Not too long ago, a famous pop star caused a minor stir when he suggested that one step everyone could take towards helping the environment would be to abstain from meat for one day a week. That’s all he asked – that we adopt a low fat vegetarian diet for a single day out of the week. A few papers took him seriously, but most of them just laughed.
What the media almost universally overlooked was the truth behind his words. If everyone understood the facts about vegetarianism, they would understand why so many people have given up meat eating and felt better for it. Let’s take a cold, hard look at meat eating from a vegetarian’s point of view.
Looking at the subject from an environmental standpoint, there are a number of reasons to turn away from eating meat on the scale most consume it, especially beef. Raising beef cattle requires enormous amounts of arable land that could produce far more nutritional food than the cattle can. This is a fact established by hard data that no one can truthfully deny.
If you have a very strong stomach, pay a visit to a meat processing plant. These are all located far away from large populations for a reason. They smell so bad, they literally make people sick. Those who are unfortunate enough to have to work in the plants or live nearby them have a higher than average incidence of a number of health complaints.
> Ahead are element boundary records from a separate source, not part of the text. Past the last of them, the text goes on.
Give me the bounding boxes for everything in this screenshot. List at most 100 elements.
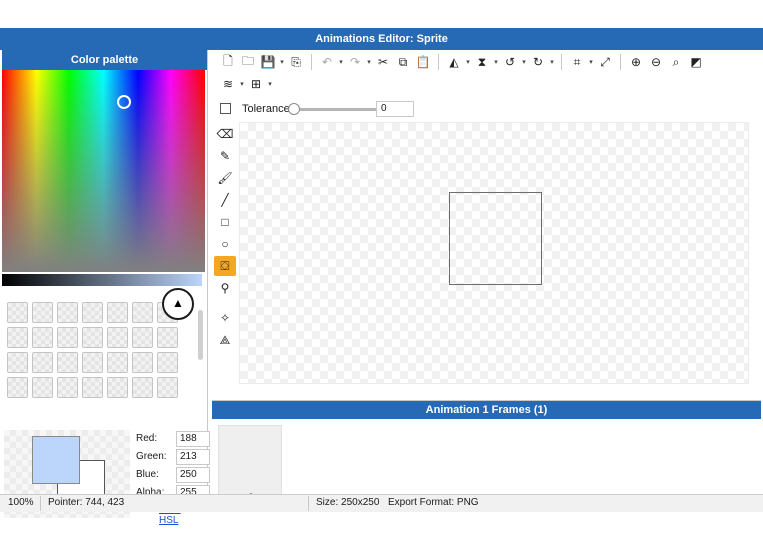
palette-swatch[interactable] <box>7 377 28 398</box>
palette-swatch[interactable] <box>57 302 78 323</box>
green-field[interactable]: 213 <box>176 449 210 465</box>
toolbar-separator <box>620 54 621 70</box>
animations-editor-window: Animations Editor: Sprite Color palette … <box>0 28 763 526</box>
cut-icon[interactable]: ✂ <box>373 52 393 72</box>
toolbar-separator <box>438 54 439 70</box>
drawing-canvas[interactable] <box>239 122 749 384</box>
red-field[interactable]: 188 <box>176 431 210 447</box>
toolbar-row-2: ≋ ▾ ⊞ ▾ <box>218 74 274 94</box>
palette-swatch[interactable] <box>32 327 53 348</box>
sprite-canvas[interactable] <box>449 192 542 285</box>
redo-icon[interactable]: ↷ <box>345 52 365 72</box>
select-point-icon[interactable]: ✧ <box>214 308 236 328</box>
color-spectrum[interactable] <box>2 70 205 272</box>
palette-swatch[interactable] <box>157 377 178 398</box>
palette-swatch[interactable] <box>132 327 153 348</box>
blue-label: Blue: <box>136 469 159 480</box>
palette-swatch[interactable] <box>132 302 153 323</box>
brush-icon[interactable]: 🖌 <box>214 168 236 188</box>
zoom-out-icon[interactable]: ⊖ <box>646 52 666 72</box>
green-row: Green: 213 <box>136 449 210 465</box>
dropdown-arrow-icon[interactable]: ▾ <box>337 58 345 66</box>
spectrum-cursor[interactable] <box>117 95 131 109</box>
hsl-link[interactable]: HSL <box>159 515 178 526</box>
grid-icon[interactable]: ⊞ <box>246 74 266 94</box>
status-pointer: Pointer: 744, 423 <box>48 497 125 508</box>
palette-swatch[interactable] <box>7 352 28 373</box>
dropdown-arrow-icon[interactable]: ▾ <box>492 58 500 66</box>
selection-mode-icon[interactable] <box>220 103 231 114</box>
window-title: Animations Editor: Sprite <box>0 28 763 50</box>
resize-icon[interactable]: ⤢ <box>595 52 615 72</box>
status-zoom: 100% <box>8 497 34 508</box>
new-file-icon[interactable]: 🗋 <box>218 52 238 72</box>
dropdown-arrow-icon[interactable]: ▾ <box>464 58 472 66</box>
dropdown-arrow-icon[interactable]: ▾ <box>587 58 595 66</box>
palette-swatch[interactable] <box>107 352 128 373</box>
palette-swatch[interactable] <box>132 377 153 398</box>
green-label: Green: <box>136 451 167 462</box>
copy-icon[interactable]: ⧉ <box>393 52 413 72</box>
tolerance-slider[interactable] <box>288 103 377 115</box>
palette-swatch[interactable] <box>57 377 78 398</box>
save-icon[interactable]: 💾 <box>258 52 278 72</box>
status-bar: 100% Pointer: 744, 423 Size: 250x250 Exp… <box>0 494 763 512</box>
palette-swatch[interactable] <box>32 352 53 373</box>
palette-swatch[interactable] <box>82 352 103 373</box>
node-icon[interactable]: ⟁ <box>214 330 236 350</box>
palette-swatch[interactable] <box>157 352 178 373</box>
palette-swatch[interactable] <box>7 327 28 348</box>
palette-swatch[interactable] <box>82 377 103 398</box>
dropdown-arrow-icon[interactable]: ▾ <box>520 58 528 66</box>
palette-swatch[interactable] <box>57 327 78 348</box>
fill-bucket-icon[interactable]: ⛋ <box>214 256 236 276</box>
tolerance-field[interactable]: 0 <box>376 101 414 117</box>
palette-swatch[interactable] <box>107 302 128 323</box>
palette-swatch[interactable] <box>82 327 103 348</box>
palette-swatch[interactable] <box>107 377 128 398</box>
tolerance-slider-thumb[interactable] <box>288 103 300 115</box>
flip-vertical-icon[interactable]: ⧗ <box>472 52 492 72</box>
undo-icon[interactable]: ↶ <box>317 52 337 72</box>
eraser-icon[interactable]: ⌫ <box>214 124 236 144</box>
palette-swatch[interactable] <box>132 352 153 373</box>
scroll-up-button[interactable]: ▲ <box>162 288 194 320</box>
line-icon[interactable]: ╱ <box>214 190 236 210</box>
zoom-in-icon[interactable]: ⊕ <box>626 52 646 72</box>
paste-icon[interactable]: 📋 <box>413 52 433 72</box>
flip-horizontal-icon[interactable]: ◭ <box>444 52 464 72</box>
rectangle-icon[interactable]: □ <box>214 212 236 232</box>
dropdown-arrow-icon[interactable]: ▾ <box>365 58 373 66</box>
color-palette-header: Color palette <box>2 50 207 70</box>
tolerance-label: Tolerance <box>242 103 290 115</box>
palette-swatch[interactable] <box>107 327 128 348</box>
dropdown-arrow-icon[interactable]: ▾ <box>548 58 556 66</box>
palette-swatch[interactable] <box>157 327 178 348</box>
palette-swatch[interactable] <box>82 302 103 323</box>
primary-color-swatch[interactable] <box>32 436 80 484</box>
palette-swatch[interactable] <box>32 377 53 398</box>
ellipse-icon[interactable]: ○ <box>214 234 236 254</box>
contrast-icon[interactable]: ◩ <box>686 52 706 72</box>
dropdown-arrow-icon[interactable]: ▾ <box>278 58 286 66</box>
layers-icon[interactable]: ≋ <box>218 74 238 94</box>
red-label: Red: <box>136 433 158 444</box>
eyedropper-icon[interactable]: ⚲ <box>214 278 236 298</box>
palette-swatch[interactable] <box>57 352 78 373</box>
tool-options-bar: Tolerance 0 <box>212 100 761 120</box>
rotate-left-icon[interactable]: ↺ <box>500 52 520 72</box>
zoom-fit-icon[interactable]: ⌕ <box>666 52 686 72</box>
swatch-area: ▲ <box>2 288 207 398</box>
palette-swatch[interactable] <box>7 302 28 323</box>
export-icon[interactable]: ⎘ <box>286 52 306 72</box>
swatch-scrollbar[interactable] <box>198 310 203 360</box>
open-folder-icon[interactable]: 🗀 <box>238 52 258 72</box>
crop-icon[interactable]: ⌗ <box>567 52 587 72</box>
blue-field[interactable]: 250 <box>176 467 210 483</box>
pencil-icon[interactable]: ✎ <box>214 146 236 166</box>
dropdown-arrow-icon[interactable]: ▾ <box>266 80 274 88</box>
rotate-right-icon[interactable]: ↻ <box>528 52 548 72</box>
dropdown-arrow-icon[interactable]: ▾ <box>238 80 246 88</box>
palette-swatch[interactable] <box>32 302 53 323</box>
shade-bar[interactable] <box>2 274 202 286</box>
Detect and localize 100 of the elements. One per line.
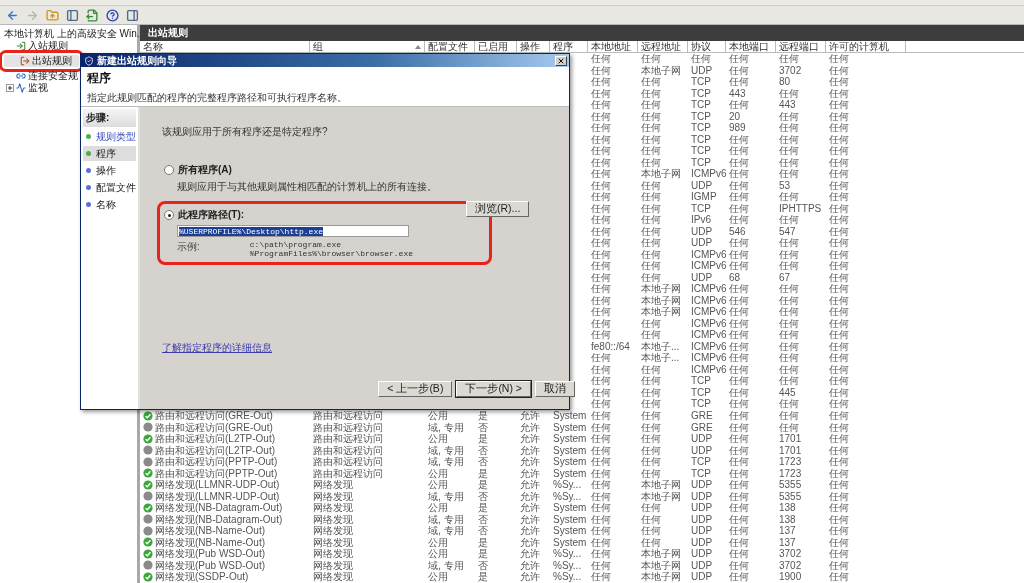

If you do manage to get inside and see what beef processing involves, you literally may end up having nightmares. There is nothing remotely humane about the mass slaughter of these animals. OK, technically this is not an environmental concern, but it is certainly an ethical one. Those pretty packages of beef you see on the supermarket shelf won’t look the same to you after you have seen how they were made to get that way. You won’t be laughing about a vegetarian diet any more, that’s for sure!
Bear in mind that the cattle industry wants you to buy their product and will tell you anything to get you to buy it. They will tell you that you need the protein. Yes, you do need a certain amount of protein in your diet, but not that much protein and not that kind of protein. While a strong argument can be made for an occasional serving of meat, so many consume far too much and it is a proven contributor to innumerable diseases.
Those who have given up meat and taken up a high protein vegetarian diet rarely feel the need to go back to eating meat. While some do go back to occasional servings of meat, they almost never go back to consuming it in large quantities. Why should they? They feel healthier and happier than they did before.
The two largest religions in the world, Buddhism and Hinduism, both advocate a total abstinence from meat eating. Interestingly enough, all the other major religions, including Catholicism, Judaism, and the Muslim faith advocate abstinence from meat during certain religious holidays. Why is it that only the cattle industry advocates a strict meat eating diet?
A vegetarian diet meal plan is no laughing matter. Give this a little credit for trying to open people’s eyes to the low carb vegetarian diet.